Dave Muddimer, a season ticket holder from Huncote, said: "It's outstanding...I see something of beauty.” Another fan, Lee Larrad, added: "It's lovely and very peaceful. There are some really nice touches. The fox and the dog are great. I didn't know what to expect. It just feels right and it feels respectful. It's really calming. We can come in and sit down and take it all in." Fan Joseph Birch noted that: "Some of the things included are things that meant a lot to him (Vichai). The eight water features on the fountain are to do with his beliefs....It's still a sombre atmosphere. There are tears in some people's eyes, but we are still smiling.”
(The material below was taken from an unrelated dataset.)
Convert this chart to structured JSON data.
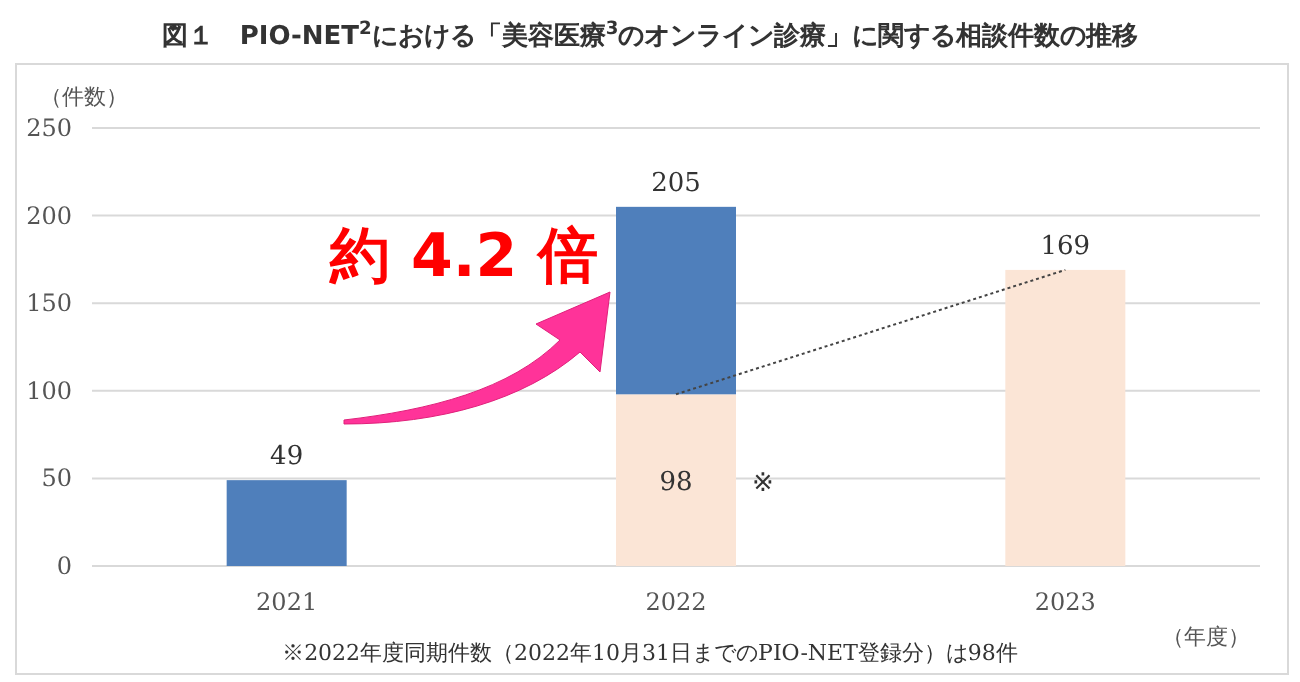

Leicester City CEO Susan Whelan said: “As well as being a tribute to all the lives lost that night, the memorial garden will serve as a reminder of what Khun Vichai did for Leicester City – what has been achieved under his leadership has been incredible.”
Vichai Srivaddhanaprabha arrived at the club in 2010 and almost immediately cleared debts thought to be around £100million. Six years later, they won the Premier League title.
Whelan continued: “We felt that a memorial garden, and the symbolism associated with the cycle of life and growth in a garden, would be an appropriate tribute... A sculpture of his favourite dog, Hero, has been placed beside a bench, facing the stadium. The water and fountain features are significant symbols in Thai culture, and we felt that to add a topiary elephant to represent Khun Vichai's love of Thailand, a horse for his love of polo and horse racing, and of course a fox for his most beloved Leicester City, would have brought a smile to his eyes...We have planted four cherry trees and placed a plaque in the garden in honour of Eric, Izabela, Kaveporn and Nusara.”
The garden, in the shadow of King Power Stadium, is open to the public during daylight hours.